While LCA agreed that there are “significant shortcomings” in the dual family law courts structure, and the management of the family law system, and that improved outcomes for families and children following the breakdown of relationships must be achieved, it said the “court structural changes as proposed by the bills, will produce efficiencies, reduction in delays and deliverables for the community”.


It further noted that it did not agree with the government’s assertions that the bills – in their current form – would “reduce complexity or legal costs in the family law system”, nor that “the PwC Report makes a business case or policy foundation supportive of the changes proposed by the bills”.

In addition, it said it did not understand why “government chose not to give either to the Family Law Council or to the ALRC a commission to examine structural change”.

It recommended that the move to a “single point of entry, harmonisation of rules and forms, and unification of procedures” in the family law system be implemented without further delay by the relevant heads of jurisdictions.

“They are matters in respect of which there appears little controversy as to their merits and have near universal acceptance (and can be implemented by reference to the rules of court with no legislative amendments required),” LCA wrote in its submission.
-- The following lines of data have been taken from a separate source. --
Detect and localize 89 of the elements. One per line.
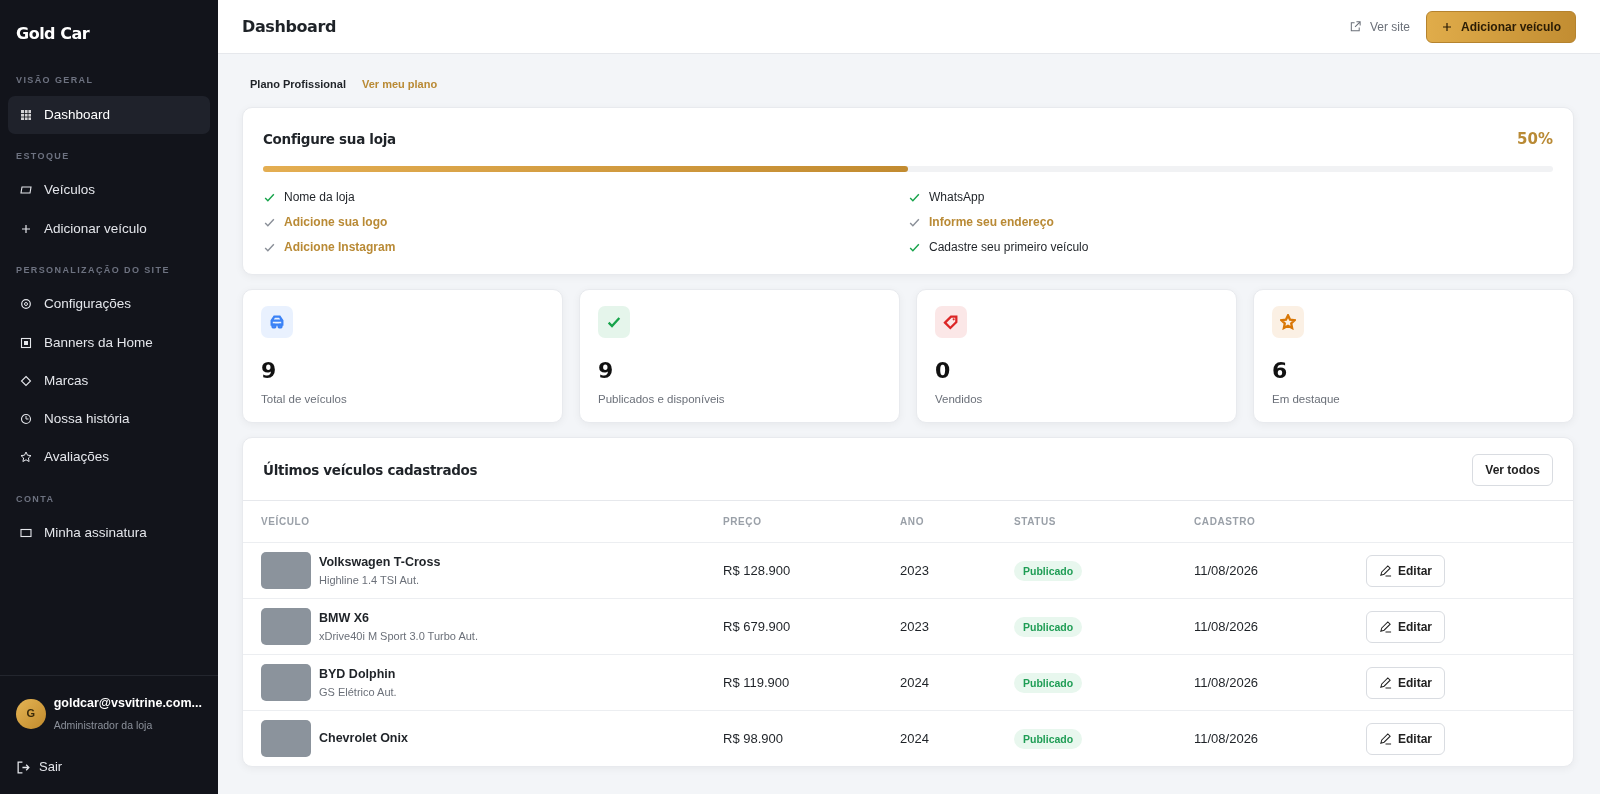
plan-name: Plano Profissional <box>250 77 346 92</box>
status-badge: Publicado <box>1014 673 1083 693</box>
price-cell: R$ 679.900 <box>723 619 791 634</box>
clock-icon <box>20 413 32 426</box>
sidebar-item[interactable]: Adicionar veículo <box>8 209 210 248</box>
plus-icon <box>20 222 32 235</box>
year-cell: 2023 <box>900 619 929 634</box>
pencil-icon <box>1379 564 1392 578</box>
edit-button[interactable]: Editar <box>1366 666 1445 699</box>
date-cell: 11/08/2026 <box>1194 731 1259 746</box>
status-badge: Publicado <box>1014 561 1083 581</box>
pencil-icon <box>1379 732 1392 746</box>
stat-value: 6 <box>1272 357 1289 385</box>
stat-value: 9 <box>261 357 278 385</box>
task-label: WhatsApp <box>929 189 985 206</box>
plus-icon <box>1440 20 1453 33</box>
photo-placeholder <box>261 720 311 758</box>
settings-icon <box>20 298 32 311</box>
edit-button[interactable]: Editar <box>1366 722 1445 755</box>
sidebar-item[interactable]: Avaliações <box>8 438 210 477</box>
stat-label: Total de veículos <box>261 392 348 407</box>
pencil-icon <box>1379 676 1392 690</box>
diamond-icon <box>20 374 32 387</box>
external-link-icon <box>1348 20 1362 33</box>
photo-placeholder <box>261 552 311 590</box>
vehicle-version: Highline 1.4 TSI Aut. <box>319 572 421 588</box>
section-heading: PERSONALIZAÇÃO DO SITE <box>15 263 171 277</box>
column-header: CADASTRO <box>1194 515 1257 530</box>
view-site-link[interactable]: Ver site <box>1348 17 1410 36</box>
user-email: goldcar@vsvitrine.com... <box>53 694 202 712</box>
task-label: Nome da loja <box>284 189 355 206</box>
sidebar-item[interactable]: Configurações <box>8 285 210 324</box>
price-cell: R$ 98.900 <box>723 731 783 746</box>
column-header: VEÍCULO <box>261 514 311 530</box>
card-title: Últimos veículos cadastrados <box>263 462 478 479</box>
date-cell: 11/08/2026 <box>1194 619 1259 634</box>
vehicle-name: Volkswagen T-Cross <box>319 554 441 572</box>
sidebar-item[interactable]: Dashboard <box>8 95 210 134</box>
column-header: STATUS <box>1014 515 1058 530</box>
status-badge: Publicado <box>1014 729 1083 749</box>
logout-link[interactable]: Sair <box>16 757 63 777</box>
progress-percent: 50% <box>1517 128 1553 150</box>
section-heading: VISÃO GERAL <box>15 74 95 87</box>
logout-icon <box>16 759 31 775</box>
sidebar-item[interactable]: Banners da Home <box>8 323 210 362</box>
avatar: G <box>16 698 46 729</box>
price-cell: R$ 119.900 <box>723 675 790 690</box>
status-badge: Publicado <box>1014 617 1083 637</box>
date-cell: 11/08/2026 <box>1194 675 1259 690</box>
stat-value: 0 <box>935 357 952 385</box>
stat-label: Em destaque <box>1272 392 1341 407</box>
view-all-button[interactable]: Ver todos <box>1472 454 1553 487</box>
task-label: Cadastre seu primeiro veículo <box>929 239 1089 256</box>
star-icon <box>20 451 32 464</box>
vehicle-version: xDrive40i M Sport 3.0 Turbo Aut. <box>319 628 478 644</box>
grid-icon <box>20 108 32 121</box>
sidebar-item[interactable]: Veículos <box>8 171 210 210</box>
photo-placeholder <box>261 608 311 646</box>
vehicle-name: Chevrolet Onix <box>319 730 408 748</box>
parallelogram-icon <box>20 184 32 197</box>
add-vehicle-button[interactable]: Adicionar veículo <box>1425 10 1576 43</box>
vehicle-name: BYD Dolphin <box>319 666 397 684</box>
section-heading: ESTOQUE <box>15 149 71 163</box>
sidebar-item[interactable]: Nossa história <box>8 400 210 439</box>
vehicle-version: GS Elétrico Aut. <box>319 684 397 700</box>
date-cell: 11/08/2026 <box>1194 563 1259 578</box>
edit-button[interactable]: Editar <box>1366 610 1445 643</box>
page-title: Dashboard <box>242 16 336 37</box>
edit-button[interactable]: Editar <box>1366 554 1445 587</box>
pencil-icon <box>1379 620 1392 634</box>
sidebar-item[interactable]: Minha assinatura <box>8 514 210 553</box>
column-header: ANO <box>900 515 926 530</box>
stat-label: Vendidos <box>935 392 984 407</box>
stat-value: 9 <box>598 357 615 385</box>
square-icon <box>20 336 32 349</box>
column-header: PREÇO <box>723 515 763 530</box>
card-title: Configure sua loja <box>263 130 396 147</box>
stat-label: Publicados e disponíveis <box>598 392 726 407</box>
sidebar-item[interactable]: Marcas <box>8 361 210 400</box>
section-heading: CONTA <box>15 492 56 506</box>
year-cell: 2024 <box>900 675 929 690</box>
photo-placeholder <box>261 664 311 702</box>
vehicle-name: BMW X6 <box>319 610 370 628</box>
user-role: Administrador da loja <box>53 717 154 733</box>
year-cell: 2023 <box>900 563 929 578</box>
price-cell: R$ 128.900 <box>723 563 791 578</box>
year-cell: 2024 <box>900 731 929 746</box>
brand-logo: Gold Car <box>15 23 91 45</box>
rectangle-icon <box>20 527 32 540</box>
It did note, however, that it was “timely” for the government to have commissioned the ALRC to undertake a “far-reaching review” of the Australian family law system.

“Upon receipt of the ALRC Report and its proposals, recommendations and critiques, consideration should be given to whether the stated aims of the bills can be better and more effectively achieved by proper funding of the existing court system, timely appointment of judicial officers, improved case management, more intensive use of registrars, proper funding of legal aid, and/or the structural reforms to the family law courts system put forward in the Semple Report and by the [NSW Bar Association].”